The battle for the modern law school: academic study in one corner of the ring, practical knowledge in the other
April 25, 2017
Traditional bastions of legal learning are moving with the times by incorporating a more practical approach to legal education, yet critics say that they have not moved far enough or quickly enough to keep up with the changes enveloping the profession.
The debate puts academic study in one corner of the ring and practical knowledge in the other. Proponents on both sides insist there’s necessity and space for both approaches, but they differ on the size, placement and content that each should occupy in the law school curriculum.
“I think the attempt to juxtapose academic study and practical knowledge may miss why many of these innovations have been developed, which is to bring together academic study and practical knowledge along with the development of legal professionalism, rather than emphasize one at the expense of the other,” said Lorne Sossin, dean of Osgoode Hall Law School at York University in Toronto.
“Employers, in my experience, want law graduates who know both how to thrive in practice, and how to bring analytic rigour, critical reflection and creative problem-solving to their work.”
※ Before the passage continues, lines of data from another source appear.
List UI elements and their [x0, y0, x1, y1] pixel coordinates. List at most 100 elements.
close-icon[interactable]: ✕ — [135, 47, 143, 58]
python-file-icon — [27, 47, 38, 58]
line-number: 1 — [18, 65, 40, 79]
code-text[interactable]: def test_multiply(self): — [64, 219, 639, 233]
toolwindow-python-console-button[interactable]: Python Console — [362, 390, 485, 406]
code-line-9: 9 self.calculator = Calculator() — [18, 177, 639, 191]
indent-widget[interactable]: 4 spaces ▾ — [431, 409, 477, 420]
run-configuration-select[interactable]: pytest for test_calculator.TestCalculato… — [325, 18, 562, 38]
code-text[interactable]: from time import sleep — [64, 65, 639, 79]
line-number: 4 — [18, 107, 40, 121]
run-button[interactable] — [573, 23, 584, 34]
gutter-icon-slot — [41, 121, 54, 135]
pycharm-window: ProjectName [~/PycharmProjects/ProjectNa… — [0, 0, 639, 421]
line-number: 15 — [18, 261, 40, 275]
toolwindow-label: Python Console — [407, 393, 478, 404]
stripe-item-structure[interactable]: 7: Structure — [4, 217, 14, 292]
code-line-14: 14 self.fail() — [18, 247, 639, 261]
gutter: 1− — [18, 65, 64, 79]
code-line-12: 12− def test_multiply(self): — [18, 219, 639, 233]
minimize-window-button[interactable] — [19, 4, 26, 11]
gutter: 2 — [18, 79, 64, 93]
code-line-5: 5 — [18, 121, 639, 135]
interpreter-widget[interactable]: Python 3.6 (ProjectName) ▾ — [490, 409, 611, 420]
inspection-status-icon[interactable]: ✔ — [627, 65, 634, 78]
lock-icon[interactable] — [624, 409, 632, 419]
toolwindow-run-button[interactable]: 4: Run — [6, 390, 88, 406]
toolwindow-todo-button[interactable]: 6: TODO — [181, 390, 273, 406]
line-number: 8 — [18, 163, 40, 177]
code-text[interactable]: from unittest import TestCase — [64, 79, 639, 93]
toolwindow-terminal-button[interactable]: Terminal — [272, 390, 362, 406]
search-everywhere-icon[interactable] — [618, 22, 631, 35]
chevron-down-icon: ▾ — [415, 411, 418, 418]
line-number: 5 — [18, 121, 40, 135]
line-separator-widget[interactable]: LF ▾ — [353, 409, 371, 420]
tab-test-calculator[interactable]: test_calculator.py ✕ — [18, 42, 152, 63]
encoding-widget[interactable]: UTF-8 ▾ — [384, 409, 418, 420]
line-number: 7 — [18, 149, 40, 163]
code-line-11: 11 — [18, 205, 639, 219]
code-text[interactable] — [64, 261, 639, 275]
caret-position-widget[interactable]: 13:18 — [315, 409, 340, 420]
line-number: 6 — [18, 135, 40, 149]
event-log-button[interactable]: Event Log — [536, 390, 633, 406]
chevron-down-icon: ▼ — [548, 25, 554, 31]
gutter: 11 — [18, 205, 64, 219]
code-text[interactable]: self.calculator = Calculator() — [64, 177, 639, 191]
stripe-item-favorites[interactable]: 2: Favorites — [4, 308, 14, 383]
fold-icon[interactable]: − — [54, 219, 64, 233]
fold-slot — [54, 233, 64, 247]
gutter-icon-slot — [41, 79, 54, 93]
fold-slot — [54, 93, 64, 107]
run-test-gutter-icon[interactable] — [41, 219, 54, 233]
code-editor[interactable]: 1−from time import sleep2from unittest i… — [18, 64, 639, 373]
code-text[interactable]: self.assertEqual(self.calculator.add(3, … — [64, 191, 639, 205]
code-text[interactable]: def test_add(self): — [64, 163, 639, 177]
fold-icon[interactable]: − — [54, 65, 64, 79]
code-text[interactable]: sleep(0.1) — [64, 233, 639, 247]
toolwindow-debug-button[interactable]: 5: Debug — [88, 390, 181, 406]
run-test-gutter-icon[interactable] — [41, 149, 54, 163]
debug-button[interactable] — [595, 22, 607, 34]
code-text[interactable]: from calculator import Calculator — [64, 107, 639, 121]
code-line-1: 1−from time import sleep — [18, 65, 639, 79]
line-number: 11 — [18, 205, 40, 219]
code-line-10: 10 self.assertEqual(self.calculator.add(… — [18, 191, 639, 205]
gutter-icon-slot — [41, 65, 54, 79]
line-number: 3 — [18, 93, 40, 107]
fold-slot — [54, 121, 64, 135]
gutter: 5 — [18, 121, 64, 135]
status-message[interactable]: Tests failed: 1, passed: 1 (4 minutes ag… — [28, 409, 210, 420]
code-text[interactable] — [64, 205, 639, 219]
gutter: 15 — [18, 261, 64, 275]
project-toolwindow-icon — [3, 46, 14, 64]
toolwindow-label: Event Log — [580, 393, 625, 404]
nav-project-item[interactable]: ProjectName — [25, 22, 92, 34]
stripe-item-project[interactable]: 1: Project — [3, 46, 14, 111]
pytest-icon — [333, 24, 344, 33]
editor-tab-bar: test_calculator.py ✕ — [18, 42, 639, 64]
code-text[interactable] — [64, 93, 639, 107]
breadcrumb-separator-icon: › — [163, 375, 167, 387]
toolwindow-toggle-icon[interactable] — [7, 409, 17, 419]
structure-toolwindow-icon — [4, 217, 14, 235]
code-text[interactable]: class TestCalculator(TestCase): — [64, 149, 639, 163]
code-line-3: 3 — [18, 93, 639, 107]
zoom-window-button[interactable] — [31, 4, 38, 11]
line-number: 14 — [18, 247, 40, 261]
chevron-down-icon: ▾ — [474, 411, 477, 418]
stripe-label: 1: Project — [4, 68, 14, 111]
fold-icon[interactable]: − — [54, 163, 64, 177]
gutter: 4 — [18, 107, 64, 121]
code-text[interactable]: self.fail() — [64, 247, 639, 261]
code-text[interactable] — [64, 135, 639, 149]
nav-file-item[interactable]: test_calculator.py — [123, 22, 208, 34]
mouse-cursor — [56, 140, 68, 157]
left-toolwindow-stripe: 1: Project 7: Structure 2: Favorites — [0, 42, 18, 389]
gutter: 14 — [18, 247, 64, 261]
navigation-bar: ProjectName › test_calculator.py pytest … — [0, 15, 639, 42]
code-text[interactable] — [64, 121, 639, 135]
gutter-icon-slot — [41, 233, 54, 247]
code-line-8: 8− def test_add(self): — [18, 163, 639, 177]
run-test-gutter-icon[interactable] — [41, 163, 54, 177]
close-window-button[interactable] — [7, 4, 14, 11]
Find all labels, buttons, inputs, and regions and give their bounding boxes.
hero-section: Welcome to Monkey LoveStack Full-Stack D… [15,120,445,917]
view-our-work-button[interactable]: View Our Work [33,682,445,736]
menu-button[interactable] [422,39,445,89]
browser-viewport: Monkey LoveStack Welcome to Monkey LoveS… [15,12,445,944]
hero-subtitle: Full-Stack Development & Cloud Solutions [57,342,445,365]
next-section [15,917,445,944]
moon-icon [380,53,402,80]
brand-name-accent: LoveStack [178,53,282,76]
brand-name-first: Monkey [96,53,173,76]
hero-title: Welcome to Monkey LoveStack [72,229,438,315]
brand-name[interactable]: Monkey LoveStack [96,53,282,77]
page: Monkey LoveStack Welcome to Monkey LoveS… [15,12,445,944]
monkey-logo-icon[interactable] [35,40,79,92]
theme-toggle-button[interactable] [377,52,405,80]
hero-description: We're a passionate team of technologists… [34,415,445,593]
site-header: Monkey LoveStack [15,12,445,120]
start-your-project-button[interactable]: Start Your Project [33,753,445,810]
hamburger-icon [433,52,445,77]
Lakehead University’s Bora Laskin Faculty of Law, established in 2013 and the newest of Ontario’s law schools, is perhaps the most innovative. Its program, which focuses on aboriginal law and natural resources, integrates legal theory into the practice of law by tying core law subjects to necessary practice skills. The integrated practice curriculum also makes Lakehead the first school to have graduates eligible for licensing in Ontario immediately on graduation. That avoids the need to article.
“Lakehead is a leader in demonstrating how Canadian law schools should be looking to legal services market niches and aligning their respective law schools accordingly,” said John Kelly, a professional legal services strategist who was formerly a professor at Seneca College’s School of Legal and Public Administration.
Similarly, Thompson Rivers University’s new law faculty in the B.C. interior has chosen to focus on educating students in niche areas, such as resource law.
It’s not that the traditional schools have been standing still. McGill University’s combined civil and common law degree, offered since 1999, may well have been ahead of its time. “This was and is a much-needed legal education niche for a country with two official languages and two officially recognized legal systems,” Kelly said.
For its part, Osgoode upped the spots available in the “experiential” part of its curriculum to 500 in 2013-14 from 268 in 2011-12. The faculty also doubled the number of clinical programs to 18, including clinics in environmental justice and sustainability, feminist legal advocacy, investor protection, and international and transnational law. The school’s “Praxicum” program, instituted in 2015, requires all JD candidates to take a clinical or intensive program to put legal ideas in action before they graduate.
Otherwise, the University of Victoria has created Canada’s first dual degree in Canadian common law and indigenous legal orders (JD/JID), aimed at transforming the relationship between state law and indigenous legal traditions. The first intake of students is expected for September 2018. The program will include intensive community-engaged teaching and research on indigenous law as well as a master-level coursework graduate degree in indigenous legal orders for those who already possess a law degree.
In Alberta, the University of Calgary offers an “excellence in lawyering” approach that includes a focus on energy law and seeks to prepare students for “traditional and non-traditional” legal careers.
The Canadian Bar Association is a strong supporter of the “niche” approach to legal education. The CBA’s Legal Futures Initiative, which includes a white paper called Transforming the Delivery of Legal Services in Canada, cites the immensity of knowledge and skills required of lawyers now and going forward, and focuses on specialization as the direction legal education should take.
“It will be difficult, expensive, and unnecessary for every law school in Canada to provide the full breadth of education to cover this wide spectrum,” the white paper states. “Law schools may wish to specialize in distinct pedagogical approaches, specific career paths, or new types of academic education.”
What Kelly and other futurists propose is that individuals leaning to legal-oriented careers include basic jurisprudence in their undergraduate studies, and then follow up with what Kelly calls a “combined LLM.”
“Students are equipped to learn law right out of high school,” Kelly said. “Foundational jurisprudence can be taught in no more and a year or a year-and-a-half of undergraduate studies.”
Indeed, the U.K. doesn’t even require a law school degree as a prerequisite for qualifying as a lawyer anymore. A six-year apprenticeship followed by an assessment through a “Solicitors Qualification Authority” will suffice. Eversheds and Baker McKenzie have already offered this route to qualification.
Kelly believes that lawyers as we know them will ultimately be replaced by what legal services guru Richard Susskind has coined “paraprofessionals” — not to be confused with paralegals.
“The paraprofessional is a multi-disciplinary professional services provider who combines a basic knowledge of law in a specified area associated with their expertise in a defined professional service field to integrate law into a broadly based client centered solution,” Kelly says. “The way forward for law schools is to become homes to a graduate ‘combined LLM’ that will become the preferred professional credential in a broad professional legal services market.”